Может ли быть что-нибудь прекраснее женщины, которая вся перед тобой — пленительная, разгневанная, желанная до безумия, как райское яблоко на древо познания? И вопрос: есть ли еще что-нибудь на свете, более достойное познания? Я вспомнил свою жизнь: Раю, первые годы с Евлалией, Зину, — и пламенно заговорил:
— Нет, ничего нет лучшего на свете, чем то, о чем все боятся сказать вслух.
— Я понимаю вас, Ваня, — сказала Розита. — И, может быть, я постараюсь вам помочь. Все зависит от желания.
— Можешь ты иметь жалость к человеку? — спросил Амчеславский.
Розалия смеялась. Ее высокая грудь в красной шелковой кофточке вздрагивала, как знамя на ветру:
— И это говоришь ты, Ричард Комариное Сердце! Как будто сегодня есть на свете человек, который может пожалеть другого. Будьте уверены, что если бы вдруг появился этот смешной старик и задумал бы устроить всемирный потоп, он не нашел бы десяти праведников и даже подходящего кандидата на пост капитана Ноева ковчега. Мне нравятся эти гуманисты. Спросите Моську, и он вам скажет, что такое гуманизм.
Розалия покровительственно кивнула мужу, и он, воодушевившись яростной надеждой на возможность ночной награды, задыхаясь прокричал фистулой:
— Ха-ха! Гуманизм! Почему я должен ломать себе голову над спасением тунеядцев, которые только о том и думают, чтобы уничтожить друг друга? Мир накануне гибели. Нынешнее человечество ясно доказало, что оно вполне достойно гибели. Я — гуманист и потому считаю, что надо с ним покончить. Возможно, что кое-кто уцелеет, но, по правде сказать, я не уверен, что они сделают что-нибудь хорошее, если среди оставшихся будут люди старше трех лет.

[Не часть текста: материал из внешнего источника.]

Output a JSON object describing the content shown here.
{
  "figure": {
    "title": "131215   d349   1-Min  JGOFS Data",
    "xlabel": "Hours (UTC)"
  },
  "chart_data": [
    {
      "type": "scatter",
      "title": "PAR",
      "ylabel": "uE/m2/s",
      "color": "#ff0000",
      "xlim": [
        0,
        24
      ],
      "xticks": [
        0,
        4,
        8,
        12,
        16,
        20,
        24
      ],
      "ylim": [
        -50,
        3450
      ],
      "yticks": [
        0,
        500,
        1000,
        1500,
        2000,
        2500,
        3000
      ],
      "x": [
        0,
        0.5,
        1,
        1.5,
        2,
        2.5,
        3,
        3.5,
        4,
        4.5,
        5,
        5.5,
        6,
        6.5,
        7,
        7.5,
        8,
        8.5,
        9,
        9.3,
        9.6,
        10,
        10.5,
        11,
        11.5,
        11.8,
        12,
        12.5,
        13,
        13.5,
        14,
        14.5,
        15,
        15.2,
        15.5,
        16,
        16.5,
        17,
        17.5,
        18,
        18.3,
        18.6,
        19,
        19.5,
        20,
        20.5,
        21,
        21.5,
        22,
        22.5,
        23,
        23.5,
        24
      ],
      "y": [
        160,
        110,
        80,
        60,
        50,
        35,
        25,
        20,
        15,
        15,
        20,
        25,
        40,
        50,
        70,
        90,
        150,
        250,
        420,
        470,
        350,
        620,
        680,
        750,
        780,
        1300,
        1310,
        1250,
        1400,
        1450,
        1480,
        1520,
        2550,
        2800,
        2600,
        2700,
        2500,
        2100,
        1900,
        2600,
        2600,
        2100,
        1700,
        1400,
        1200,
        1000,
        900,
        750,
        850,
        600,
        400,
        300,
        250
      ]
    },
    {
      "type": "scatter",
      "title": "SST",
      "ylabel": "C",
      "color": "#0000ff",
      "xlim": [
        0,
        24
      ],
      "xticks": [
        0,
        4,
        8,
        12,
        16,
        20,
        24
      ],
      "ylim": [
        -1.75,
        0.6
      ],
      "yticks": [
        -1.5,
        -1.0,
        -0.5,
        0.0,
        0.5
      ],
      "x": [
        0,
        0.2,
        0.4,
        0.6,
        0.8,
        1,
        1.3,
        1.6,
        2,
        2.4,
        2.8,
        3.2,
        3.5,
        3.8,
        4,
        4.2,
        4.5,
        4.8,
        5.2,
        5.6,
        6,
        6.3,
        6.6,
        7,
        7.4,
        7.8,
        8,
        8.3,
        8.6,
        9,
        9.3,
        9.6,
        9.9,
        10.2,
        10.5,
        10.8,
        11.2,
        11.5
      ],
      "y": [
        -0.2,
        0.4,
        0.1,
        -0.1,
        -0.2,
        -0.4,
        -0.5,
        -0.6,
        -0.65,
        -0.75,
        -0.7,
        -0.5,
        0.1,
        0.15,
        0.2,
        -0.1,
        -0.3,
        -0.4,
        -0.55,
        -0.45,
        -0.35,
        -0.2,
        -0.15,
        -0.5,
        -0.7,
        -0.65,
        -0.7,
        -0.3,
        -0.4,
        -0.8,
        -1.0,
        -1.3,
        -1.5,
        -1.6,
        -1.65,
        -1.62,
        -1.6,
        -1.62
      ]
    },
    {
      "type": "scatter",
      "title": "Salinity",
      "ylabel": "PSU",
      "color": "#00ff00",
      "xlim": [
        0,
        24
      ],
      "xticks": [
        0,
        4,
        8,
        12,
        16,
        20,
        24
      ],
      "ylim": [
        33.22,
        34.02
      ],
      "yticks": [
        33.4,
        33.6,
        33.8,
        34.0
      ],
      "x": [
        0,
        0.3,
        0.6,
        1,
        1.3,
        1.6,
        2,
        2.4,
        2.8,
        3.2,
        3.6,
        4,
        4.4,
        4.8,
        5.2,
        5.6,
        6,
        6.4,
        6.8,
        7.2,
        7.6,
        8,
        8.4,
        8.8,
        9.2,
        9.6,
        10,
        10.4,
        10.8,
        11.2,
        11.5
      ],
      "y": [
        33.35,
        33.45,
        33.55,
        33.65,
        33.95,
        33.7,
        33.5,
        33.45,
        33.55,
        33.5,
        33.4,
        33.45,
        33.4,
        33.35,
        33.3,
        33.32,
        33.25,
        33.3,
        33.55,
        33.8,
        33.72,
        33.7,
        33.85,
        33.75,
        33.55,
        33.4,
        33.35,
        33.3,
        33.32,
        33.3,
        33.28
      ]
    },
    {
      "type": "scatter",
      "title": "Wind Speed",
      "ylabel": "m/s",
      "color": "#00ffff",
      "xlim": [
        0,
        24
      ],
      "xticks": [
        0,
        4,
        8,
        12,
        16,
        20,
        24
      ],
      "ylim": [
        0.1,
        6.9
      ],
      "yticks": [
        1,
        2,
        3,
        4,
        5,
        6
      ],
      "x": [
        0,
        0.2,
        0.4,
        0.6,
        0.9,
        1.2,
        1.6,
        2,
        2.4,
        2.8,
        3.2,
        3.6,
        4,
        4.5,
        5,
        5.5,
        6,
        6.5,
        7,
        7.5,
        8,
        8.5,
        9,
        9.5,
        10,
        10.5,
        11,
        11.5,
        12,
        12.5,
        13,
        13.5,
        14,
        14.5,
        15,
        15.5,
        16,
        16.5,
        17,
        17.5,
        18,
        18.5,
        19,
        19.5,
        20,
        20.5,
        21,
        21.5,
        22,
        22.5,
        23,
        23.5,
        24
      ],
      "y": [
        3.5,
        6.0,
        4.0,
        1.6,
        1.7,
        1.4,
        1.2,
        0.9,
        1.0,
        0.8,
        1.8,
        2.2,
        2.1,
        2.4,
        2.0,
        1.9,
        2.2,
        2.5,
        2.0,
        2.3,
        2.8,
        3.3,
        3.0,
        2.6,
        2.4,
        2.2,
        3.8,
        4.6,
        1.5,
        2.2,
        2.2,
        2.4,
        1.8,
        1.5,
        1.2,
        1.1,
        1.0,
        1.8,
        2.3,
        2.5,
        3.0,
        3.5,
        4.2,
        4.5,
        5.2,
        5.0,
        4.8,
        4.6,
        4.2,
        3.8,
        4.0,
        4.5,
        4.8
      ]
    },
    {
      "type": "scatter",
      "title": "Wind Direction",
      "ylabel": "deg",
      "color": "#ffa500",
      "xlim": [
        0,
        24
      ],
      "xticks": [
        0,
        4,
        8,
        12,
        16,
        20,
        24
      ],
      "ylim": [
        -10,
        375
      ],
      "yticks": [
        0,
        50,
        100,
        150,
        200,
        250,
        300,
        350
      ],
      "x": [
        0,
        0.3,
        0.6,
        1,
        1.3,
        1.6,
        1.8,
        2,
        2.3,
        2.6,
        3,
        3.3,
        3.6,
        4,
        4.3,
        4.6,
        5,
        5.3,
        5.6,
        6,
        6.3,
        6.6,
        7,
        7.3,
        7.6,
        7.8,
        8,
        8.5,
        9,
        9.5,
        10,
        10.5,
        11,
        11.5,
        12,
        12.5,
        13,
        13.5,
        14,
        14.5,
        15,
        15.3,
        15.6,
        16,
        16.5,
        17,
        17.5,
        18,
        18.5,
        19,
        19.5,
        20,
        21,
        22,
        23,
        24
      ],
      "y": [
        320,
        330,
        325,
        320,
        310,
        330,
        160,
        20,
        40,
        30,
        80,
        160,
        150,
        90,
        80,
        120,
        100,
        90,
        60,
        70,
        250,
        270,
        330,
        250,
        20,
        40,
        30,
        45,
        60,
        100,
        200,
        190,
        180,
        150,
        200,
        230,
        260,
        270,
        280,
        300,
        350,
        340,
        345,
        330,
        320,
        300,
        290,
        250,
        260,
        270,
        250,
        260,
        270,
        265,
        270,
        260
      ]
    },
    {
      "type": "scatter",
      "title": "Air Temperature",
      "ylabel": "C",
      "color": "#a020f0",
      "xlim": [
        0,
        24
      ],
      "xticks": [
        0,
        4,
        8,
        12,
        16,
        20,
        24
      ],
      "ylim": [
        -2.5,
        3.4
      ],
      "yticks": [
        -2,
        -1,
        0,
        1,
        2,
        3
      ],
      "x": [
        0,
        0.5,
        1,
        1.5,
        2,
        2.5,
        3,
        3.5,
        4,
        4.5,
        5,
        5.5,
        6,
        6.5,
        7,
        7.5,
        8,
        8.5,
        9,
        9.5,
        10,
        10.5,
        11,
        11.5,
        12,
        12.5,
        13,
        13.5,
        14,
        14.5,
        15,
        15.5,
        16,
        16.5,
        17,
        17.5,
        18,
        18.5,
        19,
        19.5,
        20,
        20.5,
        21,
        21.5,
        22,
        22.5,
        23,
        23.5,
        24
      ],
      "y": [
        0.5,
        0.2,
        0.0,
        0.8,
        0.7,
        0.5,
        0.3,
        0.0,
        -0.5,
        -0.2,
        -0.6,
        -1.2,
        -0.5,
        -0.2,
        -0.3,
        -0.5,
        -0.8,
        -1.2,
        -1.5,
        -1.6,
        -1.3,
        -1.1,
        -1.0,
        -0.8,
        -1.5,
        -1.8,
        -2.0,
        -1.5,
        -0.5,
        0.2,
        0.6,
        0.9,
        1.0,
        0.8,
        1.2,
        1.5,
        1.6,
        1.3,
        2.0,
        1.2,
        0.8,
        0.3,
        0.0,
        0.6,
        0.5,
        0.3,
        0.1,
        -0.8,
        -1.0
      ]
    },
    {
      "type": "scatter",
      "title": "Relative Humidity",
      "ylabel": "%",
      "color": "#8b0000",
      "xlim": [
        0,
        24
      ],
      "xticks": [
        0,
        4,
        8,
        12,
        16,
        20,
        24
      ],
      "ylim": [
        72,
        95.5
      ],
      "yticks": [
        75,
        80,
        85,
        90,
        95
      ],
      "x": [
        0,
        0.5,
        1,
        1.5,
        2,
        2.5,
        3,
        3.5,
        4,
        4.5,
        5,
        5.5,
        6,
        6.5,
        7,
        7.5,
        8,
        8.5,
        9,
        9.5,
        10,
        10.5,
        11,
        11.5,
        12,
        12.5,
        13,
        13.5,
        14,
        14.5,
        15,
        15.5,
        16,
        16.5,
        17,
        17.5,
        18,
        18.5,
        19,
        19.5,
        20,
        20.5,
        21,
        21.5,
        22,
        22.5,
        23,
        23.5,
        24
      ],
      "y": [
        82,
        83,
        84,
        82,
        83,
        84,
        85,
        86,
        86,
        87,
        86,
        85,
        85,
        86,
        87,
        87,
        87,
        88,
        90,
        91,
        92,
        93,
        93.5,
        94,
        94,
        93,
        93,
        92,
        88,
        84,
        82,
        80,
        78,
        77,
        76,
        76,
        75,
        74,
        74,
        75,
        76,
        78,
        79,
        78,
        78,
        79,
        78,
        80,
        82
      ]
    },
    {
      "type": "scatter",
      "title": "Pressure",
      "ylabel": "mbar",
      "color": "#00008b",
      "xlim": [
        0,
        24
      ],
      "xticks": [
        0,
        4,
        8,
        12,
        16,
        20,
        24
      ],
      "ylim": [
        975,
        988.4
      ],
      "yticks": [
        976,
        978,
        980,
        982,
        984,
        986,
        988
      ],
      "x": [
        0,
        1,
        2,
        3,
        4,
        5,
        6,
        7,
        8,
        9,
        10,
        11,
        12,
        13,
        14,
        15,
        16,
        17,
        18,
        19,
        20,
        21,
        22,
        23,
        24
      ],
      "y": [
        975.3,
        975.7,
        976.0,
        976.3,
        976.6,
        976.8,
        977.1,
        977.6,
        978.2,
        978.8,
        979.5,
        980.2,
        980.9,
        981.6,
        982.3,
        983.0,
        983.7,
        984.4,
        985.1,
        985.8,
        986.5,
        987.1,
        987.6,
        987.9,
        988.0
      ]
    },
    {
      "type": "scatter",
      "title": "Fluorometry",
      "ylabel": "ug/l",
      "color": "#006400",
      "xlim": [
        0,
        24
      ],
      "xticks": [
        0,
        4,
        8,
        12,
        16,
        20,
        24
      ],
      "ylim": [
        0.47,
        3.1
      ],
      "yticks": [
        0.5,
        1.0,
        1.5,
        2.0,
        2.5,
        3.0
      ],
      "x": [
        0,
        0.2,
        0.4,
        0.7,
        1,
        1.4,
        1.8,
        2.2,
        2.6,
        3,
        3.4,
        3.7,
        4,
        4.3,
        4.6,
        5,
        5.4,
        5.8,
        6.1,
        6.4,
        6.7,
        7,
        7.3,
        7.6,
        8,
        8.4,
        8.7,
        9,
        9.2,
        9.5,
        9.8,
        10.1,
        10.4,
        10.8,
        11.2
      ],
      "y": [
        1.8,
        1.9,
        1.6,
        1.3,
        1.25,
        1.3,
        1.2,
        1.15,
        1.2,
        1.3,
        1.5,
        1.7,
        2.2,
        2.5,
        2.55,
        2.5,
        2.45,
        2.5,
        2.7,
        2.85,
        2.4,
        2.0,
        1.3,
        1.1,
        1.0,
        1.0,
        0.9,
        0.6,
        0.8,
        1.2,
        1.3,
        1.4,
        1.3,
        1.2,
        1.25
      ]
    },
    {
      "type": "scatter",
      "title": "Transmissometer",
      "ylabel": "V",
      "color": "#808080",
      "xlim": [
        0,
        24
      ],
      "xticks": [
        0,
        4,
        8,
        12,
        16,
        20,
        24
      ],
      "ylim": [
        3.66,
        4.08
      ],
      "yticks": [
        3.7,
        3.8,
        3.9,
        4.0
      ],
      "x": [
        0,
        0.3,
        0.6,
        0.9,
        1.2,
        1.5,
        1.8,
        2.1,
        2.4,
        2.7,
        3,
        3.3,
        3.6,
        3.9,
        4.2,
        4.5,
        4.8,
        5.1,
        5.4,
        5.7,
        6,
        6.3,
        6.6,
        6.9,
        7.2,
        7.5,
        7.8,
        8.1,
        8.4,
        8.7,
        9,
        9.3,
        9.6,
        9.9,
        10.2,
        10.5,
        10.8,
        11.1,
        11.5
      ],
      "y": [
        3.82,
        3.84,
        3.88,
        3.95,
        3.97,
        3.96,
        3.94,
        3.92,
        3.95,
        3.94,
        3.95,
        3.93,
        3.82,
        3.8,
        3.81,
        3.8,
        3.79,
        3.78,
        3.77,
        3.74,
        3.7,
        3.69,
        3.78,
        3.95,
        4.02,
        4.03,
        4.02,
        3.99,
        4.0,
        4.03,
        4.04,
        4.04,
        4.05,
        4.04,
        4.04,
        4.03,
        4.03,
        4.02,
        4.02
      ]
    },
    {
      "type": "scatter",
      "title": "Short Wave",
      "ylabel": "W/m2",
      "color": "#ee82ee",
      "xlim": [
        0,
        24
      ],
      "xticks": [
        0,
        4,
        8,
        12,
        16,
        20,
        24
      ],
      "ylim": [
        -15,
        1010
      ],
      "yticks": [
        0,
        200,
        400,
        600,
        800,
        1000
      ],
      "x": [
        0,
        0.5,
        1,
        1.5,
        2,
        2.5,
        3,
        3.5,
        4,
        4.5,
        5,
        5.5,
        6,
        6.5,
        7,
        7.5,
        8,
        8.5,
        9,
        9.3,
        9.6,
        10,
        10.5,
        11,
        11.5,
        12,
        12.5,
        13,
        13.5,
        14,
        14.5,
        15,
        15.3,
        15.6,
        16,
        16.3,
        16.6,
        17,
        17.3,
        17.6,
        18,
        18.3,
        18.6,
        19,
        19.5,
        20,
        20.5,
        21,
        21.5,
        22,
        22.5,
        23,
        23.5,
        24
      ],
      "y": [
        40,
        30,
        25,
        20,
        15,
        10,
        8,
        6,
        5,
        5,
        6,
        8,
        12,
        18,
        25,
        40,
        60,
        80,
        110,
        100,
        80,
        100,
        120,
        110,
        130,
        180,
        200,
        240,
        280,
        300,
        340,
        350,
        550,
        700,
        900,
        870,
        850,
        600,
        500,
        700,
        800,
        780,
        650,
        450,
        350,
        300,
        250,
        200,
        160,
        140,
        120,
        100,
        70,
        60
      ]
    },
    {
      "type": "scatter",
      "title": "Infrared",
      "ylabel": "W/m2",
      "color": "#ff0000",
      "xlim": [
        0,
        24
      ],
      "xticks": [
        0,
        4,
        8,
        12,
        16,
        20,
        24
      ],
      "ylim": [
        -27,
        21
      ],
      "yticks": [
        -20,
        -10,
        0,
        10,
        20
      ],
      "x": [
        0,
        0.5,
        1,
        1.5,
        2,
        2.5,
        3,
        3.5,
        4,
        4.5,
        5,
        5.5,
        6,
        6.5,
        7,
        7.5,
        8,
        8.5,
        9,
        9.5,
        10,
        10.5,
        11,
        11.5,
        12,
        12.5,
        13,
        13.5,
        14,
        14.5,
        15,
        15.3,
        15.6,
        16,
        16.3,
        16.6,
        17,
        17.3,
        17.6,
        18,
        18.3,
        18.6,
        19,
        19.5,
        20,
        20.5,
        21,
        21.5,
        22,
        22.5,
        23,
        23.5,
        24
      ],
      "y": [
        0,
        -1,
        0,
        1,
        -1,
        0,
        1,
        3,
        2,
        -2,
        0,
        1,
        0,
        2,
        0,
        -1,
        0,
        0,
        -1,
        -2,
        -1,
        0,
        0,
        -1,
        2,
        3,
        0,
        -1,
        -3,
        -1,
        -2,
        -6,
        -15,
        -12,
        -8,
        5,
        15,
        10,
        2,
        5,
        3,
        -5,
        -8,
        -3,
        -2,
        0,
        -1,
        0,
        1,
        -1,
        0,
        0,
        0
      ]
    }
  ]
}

— Браво, Моисей! — захлопал в ладоши Ричард Амчеславский. — Вот это коммунист!
— Ты не думай, Ричард, что ты уже все знаешь про коммунистов. Я могу тебе шепнуть, что нас еще, может быть, не успеют съесть червяки, как коммунисты начнут дубасить друг друга, а американцы, вроде Моргана, будут хлопать в ладоши от радости, что за дешевую плату смотрят такой спектакль. И увертюрочку к этому спектаклю мы уже воздели: два вождя коммунизма, Сталин и Тито, — ну, остальное ты понимаешь.
Моисей Загс меня заинтриговал. И я с ним стал беседовать. Как-то рассказал ему о своих злоключениях. Он потирал свои липкие руки, слушал меня с наслаждением, потом сказал, слегка повизгивая:
— Правильно! Я тоже действую на манер Дубова. В нашей редакции я не пропускаю ни одного произведения, где есть хоть намек на истинное положение вещей. Каждый человек, и в особенности писатель, который говорит правду, — враг народа. Довольно и того, что о правде шушукаются. Наши редакции находятся в руках надежной банды. Ни один уважающий себя редактор не допустит и слова правды.
— Хорошо что еще случаются ошибки, вроде как у нас женщин — выкидыши, — сказала Розалия.
— Ну, это редкость, — злорадно подхватил Загс, — мы абортируем правду в самом зародыше, и теперь уж ни одна благонамеренная творческая личность не забеременеет правдой — они никогда не балуются со своими музами без предохранительных средств.
— Ага. Ты хочешь сказать, Моисей, что этот метод и есть социалистический реализм, — сказал Амчеславский.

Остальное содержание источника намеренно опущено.